Время клубилось. Иногда оно отделялось от реального мира, но какая же это реальность? Реальностей не существовало. Был абсурд. И, как думал Прозоров, видимость иерархии в действиях новой власти только обманывала: логика там также отсутствовала. Иначе зачем же они уничтожают уже и сами себя?

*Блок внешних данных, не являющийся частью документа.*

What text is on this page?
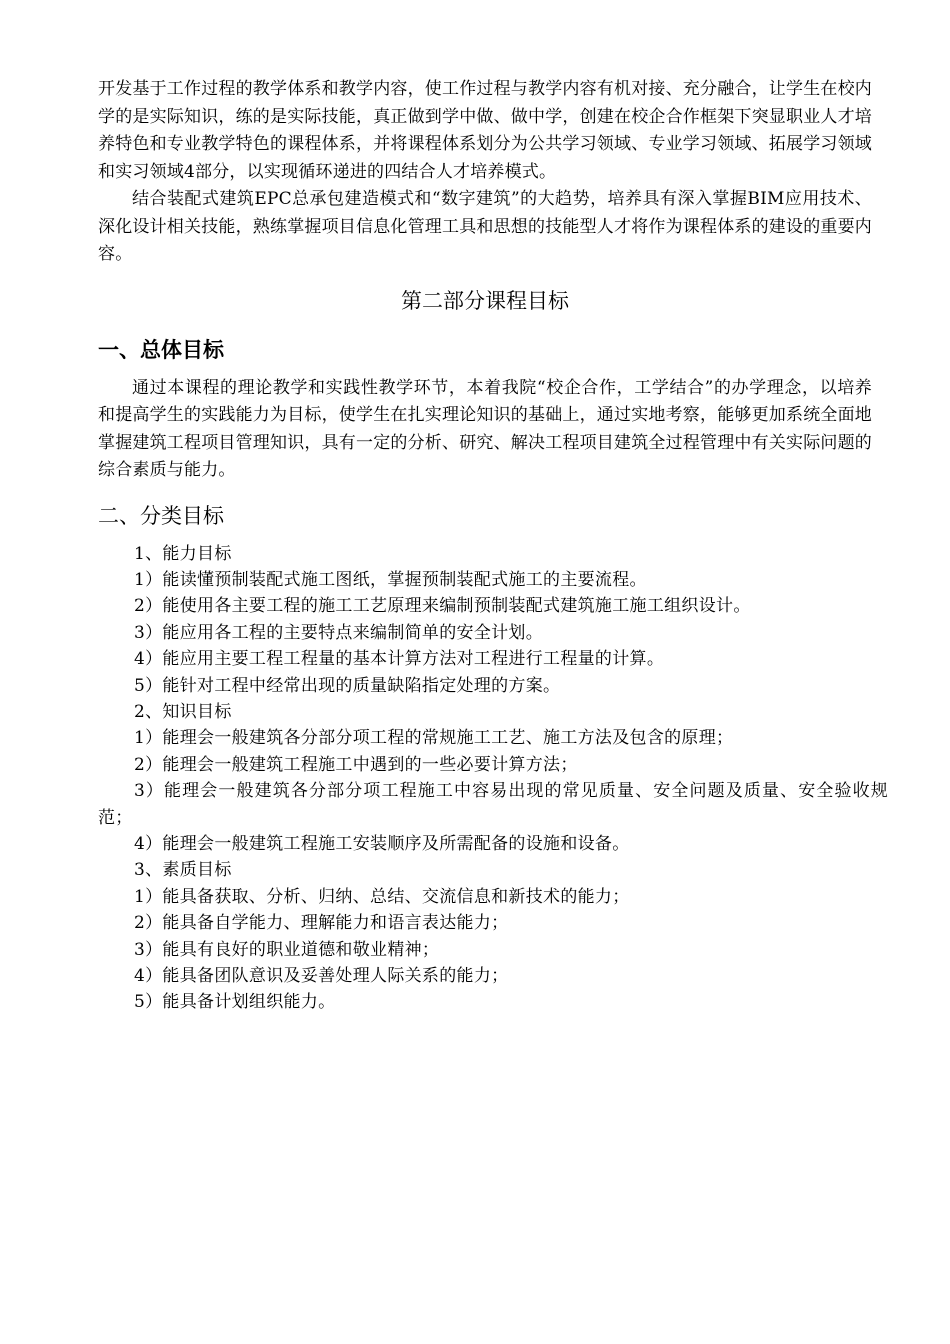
开发基于工作过程的教学体系和教学内容，使工作过程与教学内容有机对接、充分融合，让学生在校内学的是实际知识，练的是实际技能，真正做到学中做、做中学，创建在校企合作框架下突显职业人才培养特色和专业教学特色的课程体系，并将课程体系划分为公共学习领域、专业学习领域、拓展学习领域和实习领域4部分，以实现循环递进的四结合人才培养模式。

结合装配式建筑EPC总承包建造模式和“数字建筑”的大趋势，培养具有深入掌握BIM应用技术、深化设计相关技能，熟练掌握项目信息化管理工具和思想的技能型人才将作为课程体系的建设的重要内容。

第二部分课程目标
一、总体目标

通过本课程的理论教学和实践性教学环节，本着我院“校企合作，工学结合”的办学理念，以培养和提高学生的实践能力为目标，使学生在扎实理论知识的基础上，通过实地考察，能够更加系统全面地掌握建筑工程项目管理知识，具有一定的分析、研究、解决工程项目建筑全过程管理中有关实际问题的综合素质与能力。

二、分类目标

1、能力目标

1）能读懂预制装配式施工图纸，掌握预制装配式施工的主要流程。

2）能使用各主要工程的施工工艺原理来编制预制装配式建筑施工施工组织设计。

3）能应用各工程的主要特点来编制简单的安全计划。

4）能应用主要工程工程量的基本计算方法对工程进行工程量的计算。

5）能针对工程中经常出现的质量缺陷指定处理的方案。

2、知识目标

1）能理会一般建筑各分部分项工程的常规施工工艺、施工方法及包含的原理；

2）能理会一般建筑工程施工中遇到的一些必要计算方法；

3）能理会一般建筑各分部分项工程施工中容易出现的常见质量、安全问题及质量、安全验收规范；

4）能理会一般建筑工程施工安装顺序及所需配备的设施和设备。

3、素质目标

1）能具备获取、分析、归纳、总结、交流信息和新技术的能力；

2）能具备自学能力、理解能力和语言表达能力；

3）能具有良好的职业道德和敬业精神；

4）能具备团队意识及妥善处理人际关系的能力；

5）能具备计划组织能力。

Великая свистопляска, притихшая после гражданской войны, опять набирала разгон, она катилась по необъятной стране, поперек и вдоль. Сама земля, очарованная зимой и дремлющая под снегами родины, может быть, и не чуяла новой беды. Только ведь как знать? Время то мелькало кровавым сполохом, то вдруг останавливалось и замирало. Земля, едва принявшая в свое лоно миллионы страдальцев, не готовилась ли опять к новым, таким необычным трудам? Сила разбуженной злобы в своем вихреобразном движении охватывала все новые пространства, опять втягивала в свою воронку массы ничего не подозревающих людей.

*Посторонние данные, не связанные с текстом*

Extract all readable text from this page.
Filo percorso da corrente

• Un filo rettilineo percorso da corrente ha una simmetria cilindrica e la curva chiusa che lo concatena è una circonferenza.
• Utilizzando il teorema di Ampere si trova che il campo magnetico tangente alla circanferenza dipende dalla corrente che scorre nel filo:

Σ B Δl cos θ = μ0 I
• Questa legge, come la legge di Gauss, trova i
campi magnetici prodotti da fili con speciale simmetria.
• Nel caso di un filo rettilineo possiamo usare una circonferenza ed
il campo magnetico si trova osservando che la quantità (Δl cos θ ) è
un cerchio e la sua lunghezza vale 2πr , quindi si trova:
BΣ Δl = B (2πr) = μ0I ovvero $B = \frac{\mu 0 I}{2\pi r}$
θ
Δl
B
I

Россия гибла снова и снова.
Все вокруг мешалось, путалось и теряло образ. Может быть, так это и начиналось? Вначале когда-то он, этот образ мира, позволил втянуть себя в свое зеркальное изображение и был раздвоен. Расщепленный надвое, он потерял свою жизнеспособность, отдал половину себя своему мертвому отражению. Зеркальные обратные образы, заполонившие мир, не были совсем-то уж мертвыми, они жили, правда, жили за счет живого и цельного. Но живой и цельный образ мира при этом дробился. И осколки его летали в хаосе, сверкая блестками неполных отрывочных истин.
«Внемли себе…» Но, внимая себе, Прозоров вспоминал Бога и снова думал о Боге: «Господи, где Ты? Не оставляй меня, — шептал он про себя, — научи молиться Тебе, избавь от лени и страха. Страшна ли мне дорога страданий? О, нет! Боюсь не ее. Страшней во сто крат торжество зла. Что оставлю я на земле, какими стезями, куда ступать мне среди земных страданий под крики веселых безумцев?»
Свет на ночь выключала подстанция.
Под утро Владимир Сергеевич скорее почуял, чем услышал крадущегося к нему Вадика. Вор тихо залез в свободное пространство между Прозоровым и шенкурским парнем, начал легонько тянуть за Прозоровский пиджак с часами, лежавший в изголовье. «Иди спать!» — сказал Прозоров и слегка стукнул по руке Вадика. «Гад буду, а пасть тебе все равно порву!» — прошипел Вадик. И все затихло. Вероятно, вор бесшумно убрался на свое привилегированное крайнее место.
IV
Блатные не успели «порвать пасть» Прозорову: к вечеру следующего дня его перевели в настоящий Архангельский Домзак. Когда Прозоров уходил из «времянки», Вадик сделал ему ручкой, а Буня сказал: «До свиданьица». В голосе звучало неподдельное добродушие, но Прозоров уже чувствовал, что угодил в черные святцы. Члены воровского клана никому ничего не прощали.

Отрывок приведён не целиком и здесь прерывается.